A data contract is an agreement about the shape and meaning of a dataset, with an owner attached. That's the whole idea. The trouble starts when teams treat it as a platform initiative instead of a habit — drawing up a registry, a governance council, and a roadmap before a single check runs in production.
Why the big version stalls
The ambitious rollout asks every producer to declare a formal schema for every table before anyone sees a benefit. The cost is paid up front by the people writing the contracts; the payoff lands much later, somewhere else. That asymmetry is fatal. Engagement drops, the registry goes stale, and within two quarters the contracts describe a system that no longer exists.
A contract that documents last quarter's schema is worse than no contract — it tells people something false with the authority of a spec.
The version that ships
Start with one table. Specifically, the table whose breakage causes the most pain — usually the one feeding a board-level metric or a customer-facing number. Write down four things:
- Schema: column names, types, and which are non-null.
- Semantics: what one row means, in a sentence.
- Owner: the team that gets paged when it breaks.
- Guarantees: freshness and a few invariants that should always hold.
Then — and this is the part teams skip — turn those guarantees into a test that runs in the pipeline, before the data is published. A contract without an executable check is a comment.
# a contract as a check, not a document
assert row_count > 0, "table is empty"
assert null_rate(user_id) == 0, "user_id must be present"
assert max(event_ts) > now()-2h, "data is stale"
assert set(status) <= ALLOWED, "unexpected status value"
When a check fails, it fails before the bad data reaches a dashboard, and it names the producer who can fix it. That's the entire value proposition, delivered on one table, in an afternoon.

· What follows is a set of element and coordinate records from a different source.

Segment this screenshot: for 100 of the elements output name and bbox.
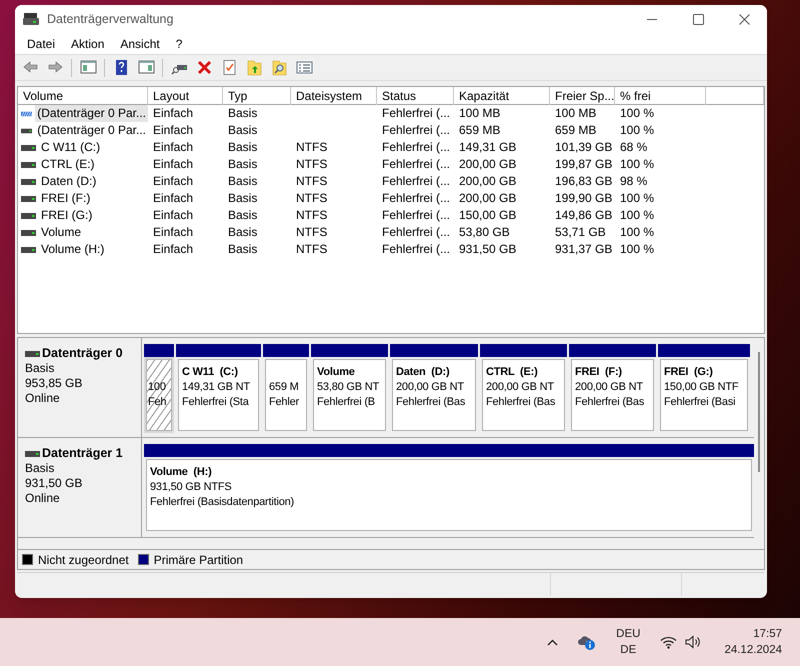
menu-item[interactable]: Ansicht: [112, 34, 168, 52]
partition-detail: Fehlerfrei (Sta: [182, 395, 249, 410]
table-cell[interactable]: FREI (G:): [39, 207, 94, 224]
table-cell: Fehlerfrei (...: [382, 106, 450, 120]
partition-detail: 931,50 GB NTFS: [150, 480, 232, 495]
partition-block[interactable]: CTRL (E:) 200,00 GB NT Fehlerfrei (Bas: [480, 357, 567, 433]
chevron-up-icon[interactable]: [547, 638, 558, 646]
table-cell: Basis: [228, 191, 258, 205]
console-tree-icon[interactable]: [80, 59, 96, 76]
partition-detail: Fehlerfrei (Bas: [486, 395, 556, 410]
cloud-info-icon[interactable]: [578, 634, 596, 650]
column-header[interactable]: Status: [377, 87, 454, 105]
column-header[interactable]: Freier Sp...: [550, 87, 615, 105]
table-cell: Einfach: [153, 140, 194, 154]
table-cell: Einfach: [153, 191, 194, 205]
partition-detail: 53,80 GB NT: [317, 380, 379, 395]
table-cell[interactable]: Volume: [39, 224, 84, 241]
partition-block[interactable]: FREI (G:) 150,00 GB NTF Fehlerfrei (Basi: [658, 357, 750, 433]
table-cell[interactable]: C W11 (C:): [39, 139, 102, 156]
partition-detail: 100: [148, 380, 166, 395]
column-header[interactable]: Kapazität: [454, 87, 550, 105]
partition-block[interactable]: Daten (D:) 200,00 GB NT Fehlerfrei (Bas: [390, 357, 478, 433]
partition-name: Volume: [317, 365, 356, 380]
maximize-icon: [692, 14, 704, 24]
disk-status: Online: [25, 391, 61, 406]
partition-block[interactable]: Volume 53,80 GB NT Fehlerfrei (B: [311, 357, 388, 433]
disk-type: Basis: [25, 361, 56, 376]
disk-type: Basis: [25, 461, 56, 476]
properties-list-icon[interactable]: [296, 59, 312, 76]
table-cell: Basis: [228, 174, 258, 188]
table-cell: NTFS: [296, 174, 328, 188]
table-cell[interactable]: Volume (H:): [39, 241, 106, 258]
partition-name: CTRL (E:): [486, 365, 539, 380]
partition-block[interactable]: 100 Feh: [144, 357, 174, 433]
table-cell[interactable]: (Datenträger 0 Par...: [35, 105, 148, 122]
disk-size: 953,85 GB: [25, 376, 84, 391]
table-cell[interactable]: Daten (D:): [39, 173, 98, 190]
partition-detail: Fehlerfrei (Basisdatenpartition): [150, 495, 294, 510]
close-icon: [738, 14, 750, 24]
table-cell[interactable]: (Datenträger 0 Par...: [35, 122, 148, 139]
menu-item[interactable]: Aktion: [63, 34, 112, 52]
input-language[interactable]: DEU: [616, 626, 640, 642]
minimize-icon: [647, 18, 657, 20]
wifi-icon[interactable]: [660, 636, 678, 648]
drive-icon: [25, 450, 40, 456]
partition-block[interactable]: Volume (H:) 931,50 GB NTFS Fehlerfrei (Basisdatenpartition): [144, 457, 754, 533]
column-header[interactable]: Dateisystem: [291, 87, 377, 105]
table-cell: Einfach: [153, 225, 194, 239]
action-pane-icon[interactable]: [138, 59, 154, 76]
disk-name: Datenträger 0: [42, 346, 123, 361]
clock-date[interactable]: 24.12.2024: [724, 642, 782, 658]
table-cell[interactable]: FREI (F:): [39, 190, 92, 207]
checked-document-icon[interactable]: [220, 59, 238, 76]
keyboard-layout[interactable]: DE: [620, 642, 636, 658]
delete-x-icon[interactable]: [196, 59, 212, 76]
table-cell: 659 MB: [555, 123, 596, 137]
table-cell: Einfach: [153, 106, 194, 120]
folder-magnifier-icon[interactable]: [270, 59, 288, 76]
partition-detail: 149,31 GB NT: [182, 380, 250, 395]
table-cell: Basis: [228, 140, 258, 154]
table-cell: 659 MB: [459, 123, 500, 137]
column-header[interactable]: Layout: [148, 87, 223, 105]
speaker-icon[interactable]: [685, 635, 702, 649]
table-cell: Basis: [228, 106, 258, 120]
table-cell: 53,80 GB: [459, 225, 510, 239]
partition-block[interactable]: 659 M Fehler: [263, 357, 309, 433]
table-cell: Einfach: [153, 174, 194, 188]
partition-block[interactable]: FREI (F:) 200,00 GB NT Fehlerfrei (Bas: [569, 357, 656, 433]
drive-icon: [21, 196, 36, 202]
partition-detail: Fehlerfrei (Basi: [664, 395, 736, 410]
table-cell: Fehlerfrei (...: [382, 157, 450, 171]
partition-detail: 150,00 GB NTF: [664, 380, 738, 395]
table-cell: NTFS: [296, 191, 328, 205]
partition-detail: 200,00 GB NT: [396, 380, 464, 395]
table-cell: Basis: [228, 123, 258, 137]
table-cell: 68 %: [620, 140, 648, 154]
column-header[interactable]: Typ: [223, 87, 291, 105]
disk-name: Datenträger 1: [42, 446, 123, 461]
partition-bar: [263, 344, 309, 357]
partition-block[interactable]: C W11 (C:) 149,31 GB NT Fehlerfrei (Sta: [176, 357, 261, 433]
column-header[interactable]: % frei: [615, 87, 706, 105]
partition-detail: Feh: [148, 395, 166, 410]
partition-name: Volume (H:): [150, 465, 213, 480]
partition-detail: 200,00 GB NT: [486, 380, 554, 395]
partition-detail: Fehlerfrei (Bas: [575, 395, 644, 410]
folder-up-arrow-icon[interactable]: [246, 59, 262, 76]
table-cell: NTFS: [296, 242, 328, 256]
table-cell: Einfach: [153, 123, 194, 137]
table-cell: Einfach: [153, 208, 194, 222]
menu-item[interactable]: Datei: [19, 34, 64, 52]
drive-icon: [21, 230, 36, 236]
table-cell: 53,71 GB: [555, 225, 606, 239]
table-cell[interactable]: CTRL (E:): [39, 156, 97, 173]
table-cell: NTFS: [296, 225, 328, 239]
table-cell: Basis: [228, 225, 258, 239]
clock-time[interactable]: 17:57: [753, 626, 782, 642]
table-cell: NTFS: [296, 208, 328, 222]
table-cell: 199,87 GB: [555, 157, 612, 171]
menu-item[interactable]: ?: [168, 34, 190, 52]
drive-icon: [21, 162, 36, 168]
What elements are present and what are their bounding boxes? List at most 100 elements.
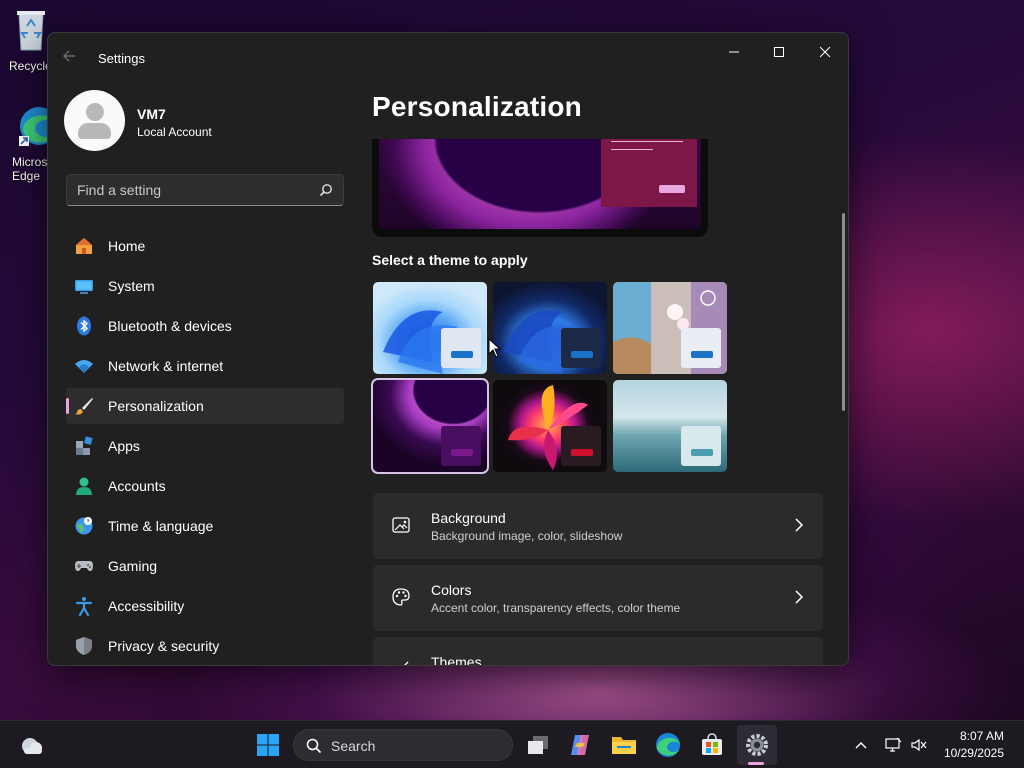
settings-taskbar-button[interactable] [741,729,773,761]
search-icon[interactable] [319,183,333,197]
home-icon [74,236,94,256]
chevron-right-icon [795,590,804,604]
back-arrow-icon [63,50,75,62]
search-input[interactable] [67,175,307,205]
nav-label: Network & internet [108,358,224,374]
apps-icon [74,436,94,456]
themes-setting[interactable]: Themes [373,637,823,666]
nav-menu: Home System Bluetooth & devices Network … [66,228,344,665]
theme-tile-glow[interactable] [371,378,489,474]
volume-button[interactable] [904,729,934,761]
file-explorer-icon [612,737,636,754]
nav-item-privacy[interactable]: Privacy & security [66,628,344,664]
nav-item-home[interactable]: Home [66,228,344,264]
window-title: Settings [98,51,145,66]
nav-label: Bluetooth & devices [108,318,232,334]
nav-label: Accessibility [108,598,185,614]
setting-title: Background [431,510,506,526]
setting-description: Accent color, transparency effects, colo… [431,601,681,615]
preview-wallpaper [379,139,701,229]
copilot-button[interactable] [564,729,596,761]
task-view-icon [528,736,548,754]
settings-icon [746,734,768,756]
theme-tile-captured-motion[interactable] [493,380,607,472]
avatar [64,90,125,151]
palette-icon [392,588,410,606]
edge-button[interactable] [652,729,684,761]
user-name: VM7 [137,106,166,122]
nav-label: System [108,278,155,294]
network-monitor-icon [885,737,902,752]
start-button[interactable] [252,729,284,761]
background-setting[interactable]: Background Background image, color, slid… [373,493,823,559]
theme-tile-flow[interactable] [613,380,727,472]
nav-label: Apps [108,438,140,454]
theme-tile-windows-light[interactable] [373,282,487,374]
volume-muted-icon [911,738,927,752]
nav-label: Gaming [108,558,158,574]
clock-time: 8:07 AM [959,729,1004,743]
shield-icon [74,636,94,656]
image-icon [392,517,410,533]
themes-section-label: Select a theme to apply [372,252,528,268]
file-explorer-button[interactable] [608,729,640,761]
theme-tile-windows-dark[interactable] [493,282,607,374]
taskbar-search[interactable]: Search [293,729,513,761]
nav-item-accounts[interactable]: Accounts [66,468,344,504]
system-icon [74,276,94,296]
active-app-indicator [748,762,764,765]
nav-item-gaming[interactable]: Gaming [66,548,344,584]
preview-window-mockup [601,139,697,207]
minimize-button[interactable] [711,37,757,67]
theme-preview [372,139,708,237]
nav-item-personalization[interactable]: Personalization [66,388,344,424]
accounts-icon [74,476,94,496]
account-type: Local Account [137,125,212,139]
desktop-icon-label-text: Micros Edge [12,155,48,183]
copilot-icon [571,735,589,755]
edge-icon [656,733,680,757]
theme-grid [371,282,728,474]
nav-item-time-language[interactable]: Time & language [66,508,344,544]
nav-item-system[interactable]: System [66,268,344,304]
chevron-right-icon [795,518,804,532]
close-icon [819,46,831,58]
title-bar[interactable]: Settings [48,33,848,81]
weather-widget[interactable] [16,729,48,761]
nav-item-apps[interactable]: Apps [66,428,344,464]
task-view-button[interactable] [522,729,554,761]
minimize-icon [729,51,739,53]
nav-item-accessibility[interactable]: Accessibility [66,588,344,624]
maximize-icon [774,47,784,57]
maximize-button[interactable] [756,37,802,67]
brush-icon [404,661,409,665]
accessibility-icon [74,596,94,616]
brush-icon [74,396,94,416]
recycle-bin-icon [17,11,45,51]
clock-date: 10/29/2025 [943,746,1004,760]
system-clock[interactable]: 8:07 AM 10/29/2025 [944,728,1004,762]
store-button[interactable] [696,729,728,761]
wifi-icon [74,356,94,376]
weather-cloud-icon [22,738,42,754]
gamepad-icon [74,556,94,576]
setting-title: Themes [431,654,482,666]
nav-item-network[interactable]: Network & internet [66,348,344,384]
search-icon [306,738,322,754]
nav-label: Privacy & security [108,638,220,654]
close-button[interactable] [802,37,848,67]
taskbar-search-label: Search [331,738,376,754]
colors-setting[interactable]: Colors Accent color, transparency effect… [373,565,823,631]
show-hidden-icons-button[interactable] [846,729,876,761]
back-button[interactable] [62,49,82,67]
nav-item-bluetooth[interactable]: Bluetooth & devices [66,308,344,344]
nav-label: Personalization [108,398,204,414]
setting-description: Background image, color, slideshow [431,529,623,543]
store-icon [702,733,722,755]
nav-label: Time & language [108,518,214,534]
theme-tile-spotlight[interactable] [613,282,727,374]
mouse-cursor-icon [488,338,502,358]
scrollbar-thumb[interactable] [842,213,845,411]
settings-window: Settings VM7 Local Account Home [47,32,849,666]
taskbar: Search 8:07 AM 10/29/2025 [0,720,1024,768]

Let it spread by demand, not decree
Once one team has been saved from a 9pm incident by a contract that caught a renamed column upstream, the next team asks for one. Adoption pulled by relief beats adoption pushed by policy every time. You end up with the same coverage the big-bang plan wanted, minus the governance council and the dead wiki.
What we've seen
The teams that succeed treat contracts as a property of the pipeline, versioned with the code, reviewed in the same pull request as the transformation it guards. The teams that struggle keep the contract in a separate system that drifts. Keep the agreement next to the thing it describes, make it executable, and start with one table that matters.